Although the length of holding was not included in the analysis, it is interesting to note that some companies, such as Ping An Insurance, are held both by both top performers and bottom performers, and others are found predominantly only in best or worst funds.
Midea Group, a manufacturer of electrical appliances, is among the top 10 holdings in six out of 10 best performing China equity mutual funds. None of the worst performers holds the stock as one of its top ten holdings.
The Midea stock, which trades on the Shenzhen Stock Exchange, has more than tripled in value during the past three years.
The Agricultural Bank of China and Kweichow Moutai, a maker of premium liquor, are both among the top 10 holdings in four best performing funds (and only one poor performer).
Shares of the Agricultural Bank of China currently trade very closely to their price of three years ago, so holding them long term would not have contributed to outperformance. However, if sold sometime in mid-2015, and bought in the early 2016, the stock would have delivered a very handsome return due to wide swings in price.
The Kweichow Moutai stock, like Midea’s, also more than tripled in value within the past three years, and would have been a very good long-term holding.
Citic Securities and Industrial Bank were held by three top performers and none of the poor performers. The stock price of Citic remained essentially flat over the past three years. The shares of Industrial Bank grew by 70% in the same three years.
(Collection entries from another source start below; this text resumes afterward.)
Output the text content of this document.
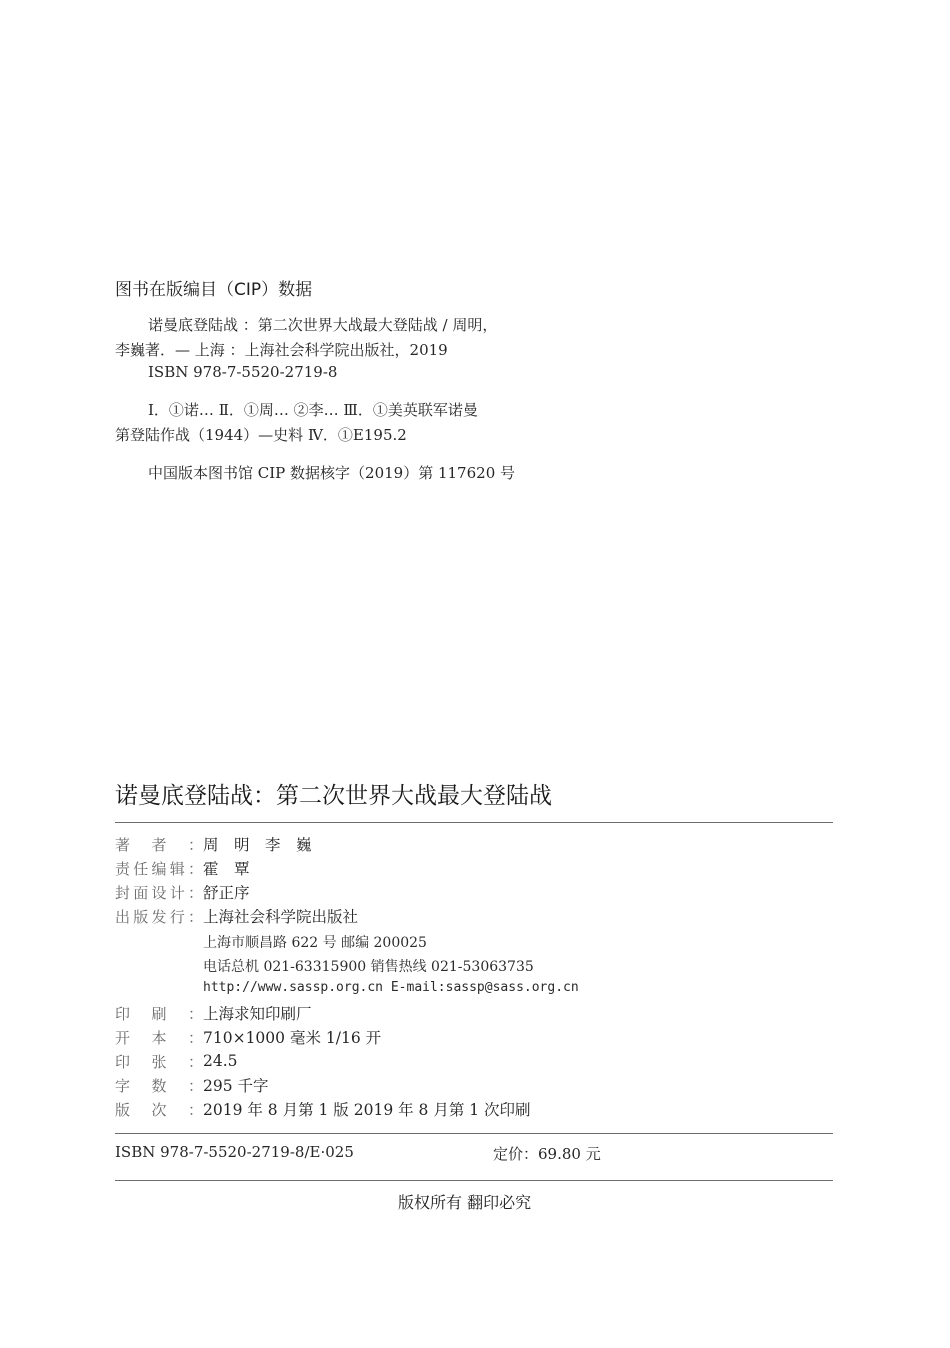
图书在版编目（CIP）数据
诺曼底登陆战 ：第二次世界大战最大登陆战 / 周明，
李巍著．— 上海 ：上海社会科学院出版社，2019
ISBN 978-7-5520-2719-8
Ⅰ．①诺… Ⅱ．①周… ②李… Ⅲ．①美英联军诺曼
第登陆作战（1944）—史料 Ⅳ．①E195.2
中国版本图书馆 CIP 数据核字（2019）第 117620 号
诺曼底登陆战：第二次世界大战最大登陆战
著 者 ： 周　明　李　巍
责 任 编 辑 ： 霍　覃
封 面 设 计 ： 舒正序
出 版 发 行 ： 上海社会科学院出版社
上海市顺昌路 622 号 邮编 200025
电话总机 021-63315900 销售热线 021-53063735
http://www.sassp.org.cn E-mail:sassp@sass.org.cn
印 刷 ： 上海求知印刷厂
开 本 ： 710×1000 毫米 1/16 开
印 张 ： 24.5
字 数 ： 295 千字
版 次 ： 2019 年 8 月第 1 版 2019 年 8 月第 1 次印刷
ISBN 978-7-5520-2719-8/E·025	定价：69.80 元
版权所有 翻印必究
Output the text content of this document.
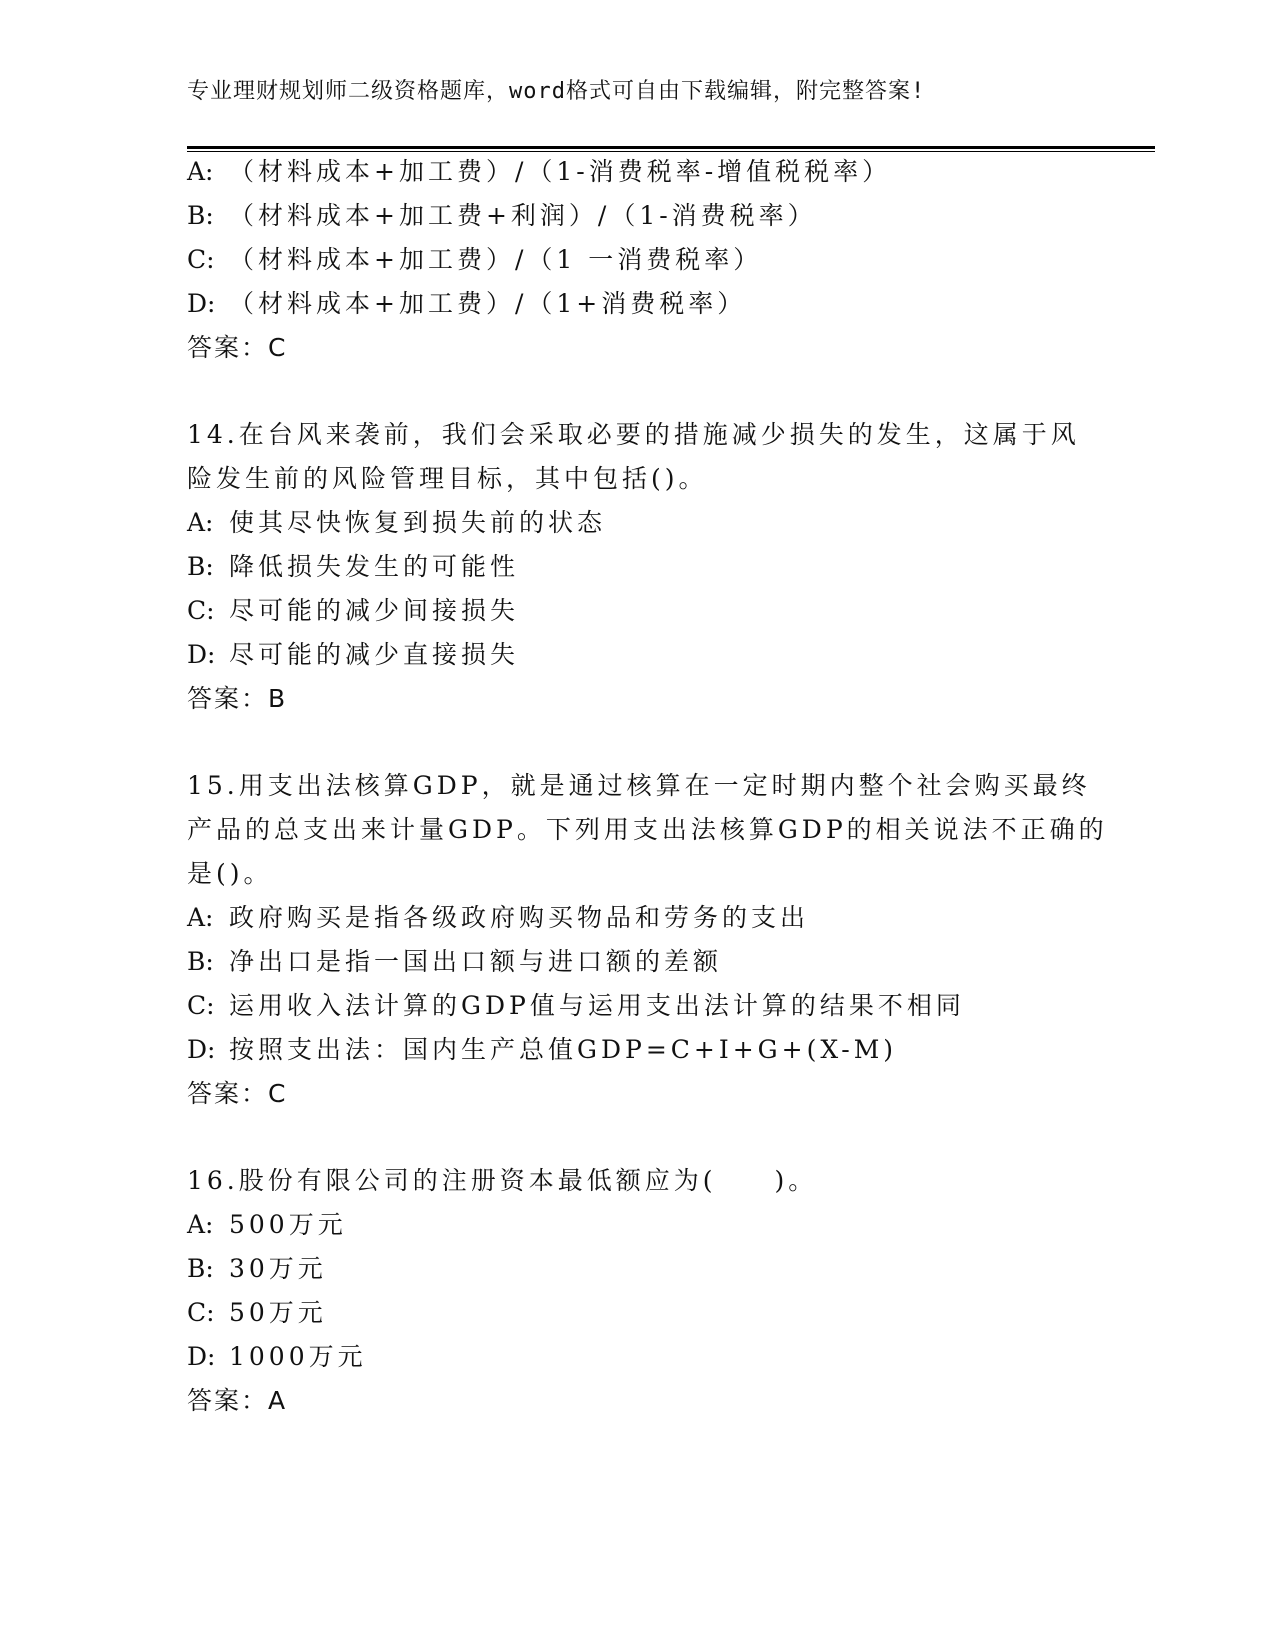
专业理财规划师二级资格题库，word格式可自由下载编辑，附完整答案!
A: （材料成本+加工费）/（1-消费税率-增值税税率）
B: （材料成本+加工费+利润）/（1-消费税率）
C: （材料成本+加工费）/（1 一消费税率）
D: （材料成本+加工费）/（1+消费税率）
答案：C
14.在台风来袭前，我们会采取必要的措施减少损失的发生，这属于风
险发生前的风险管理目标，其中包括()。
A: 使其尽快恢复到损失前的状态
B: 降低损失发生的可能性
C: 尽可能的减少间接损失
D: 尽可能的减少直接损失
答案：B
15.用支出法核算GDP，就是通过核算在一定时期内整个社会购买最终
产品的总支出来计量GDP。下列用支出法核算GDP的相关说法不正确的
是()。
A: 政府购买是指各级政府购买物品和劳务的支出
B: 净出口是指一国出口额与进口额的差额
C: 运用收入法计算的GDP值与运用支出法计算的结果不相同
D: 按照支出法：国内生产总值GDP=C+I+G+(X-M)
答案：C
16.股份有限公司的注册资本最低额应为(　　)。
A: 500万元
B: 30万元
C: 50万元
D: 1000万元
答案：A
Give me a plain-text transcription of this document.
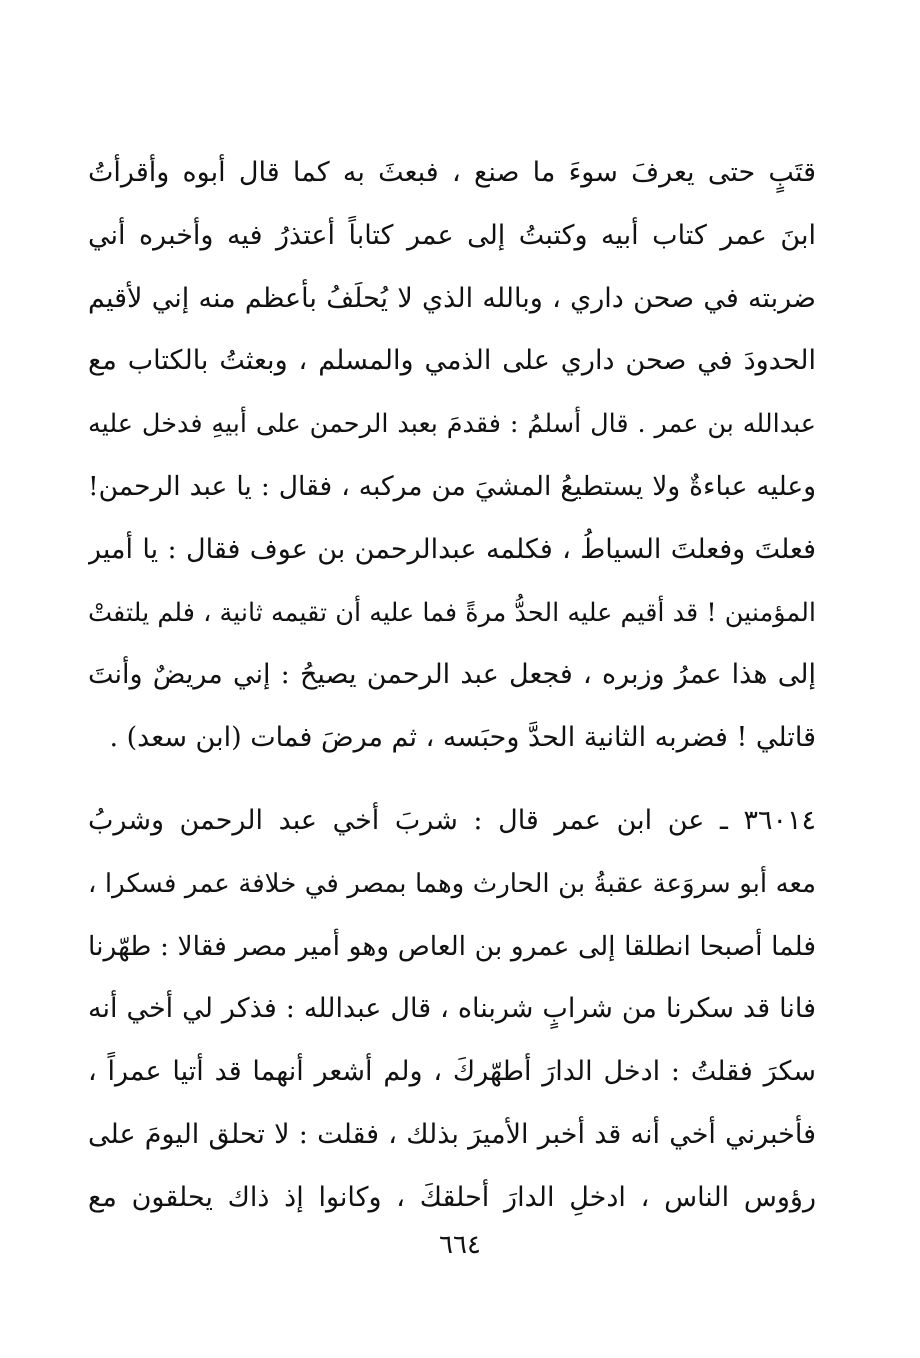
قتَبٍ حتى يعرفَ سوءَ ما صنع ، فبعثَ به كما قال أبوه وأقرأتُ
ابنَ عمر كتاب أبيه وكتبتُ إلى عمر كتاباً أعتذرُ فيه وأخبره أني
ضربته في صحن داري ، وبالله الذي لا يُحلَفُ بأعظم منه إني لأقيم
الحدودَ في صحن داري على الذمي والمسلم ، وبعثتُ بالكتاب مع
عبدالله بن عمر . قال أسلمُ : فقدمَ بعبد الرحمن على أبيهِ فدخل عليه
وعليه عباءةٌ ولا يستطيعُ المشيَ من مركبه ، فقال : يا عبد الرحمن!
فعلتَ وفعلتَ السياطُ ، فكلمه عبدالرحمن بن عوف فقال : يا أمير
المؤمنين ! قد أقيم عليه الحدُّ مرةً فما عليه أن تقيمه ثانية ، فلم يلتفتْ
إلى هذا عمرُ وزبره ، فجعل عبد الرحمن يصيحُ : إني مريضٌ وأنتَ
قاتلي ! فضربه الثانية الحدَّ وحبَسه ، ثم مرضَ فمات (ابن سعد) .
٣٦٠١٤ ـ عن ابن عمر قال : شربَ أخي عبد الرحمن وشربُ
معه أبو سروَعة عقبةُ بن الحارث وهما بمصر في خلافة عمر فسكرا ،
فلما أصبحا انطلقا إلى عمرو بن العاص وهو أمير مصر فقالا : طهّرنا
فانا قد سكرنا من شرابٍ شربناه ، قال عبدالله : فذكر لي أخي أنه
سكرَ فقلتُ : ادخل الدارَ أطهّركَ ، ولم أشعر أنهما قد أتيا عمراً ،
فأخبرني أخي أنه قد أخبر الأميرَ بذلك ، فقلت : لا تحلق اليومَ على
رؤوس الناس ، ادخلِ الدارَ أحلقكَ ، وكانوا إذ ذاك يحلقون مع
٦٦٤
On the other hand, Tencent, the internet giant behind Wechat, is one of the top 10 holdings in five poorly-performing funds, and only one top-performer. The Tencent stock also tripled in value between the late 2014 and today, so it cannot be blamed for the funds’ poor performance.
Speculative conculsions
The quality of a fund’s management, and its expected returns, cannot be easily deduced from the fund’s current holdings without a detailed analysis that takes into account holding periods and correlations with other holdings in the portfolio.
However, China’s fund industry is far less mature than its developed market counterparts and some reasonable questions can be raised.
Could it be that managers who hold more traditional businesses like state-run banks, Midea and Kweichow Moutai tend to be more risk averse, while holders of the glamorous high flyers such as Tencent tend to be biased toward more risk taking?
Concentration is also an issue because a high weighting of top 10 holdings means those names will strongly influence performance.
The top performing funds had, on average, lower concentration, with 32%-52% of their holdings in the top 10 names. The worst performers had higher concentrations, their top 10 names accounting for between 45% and 68% of assets.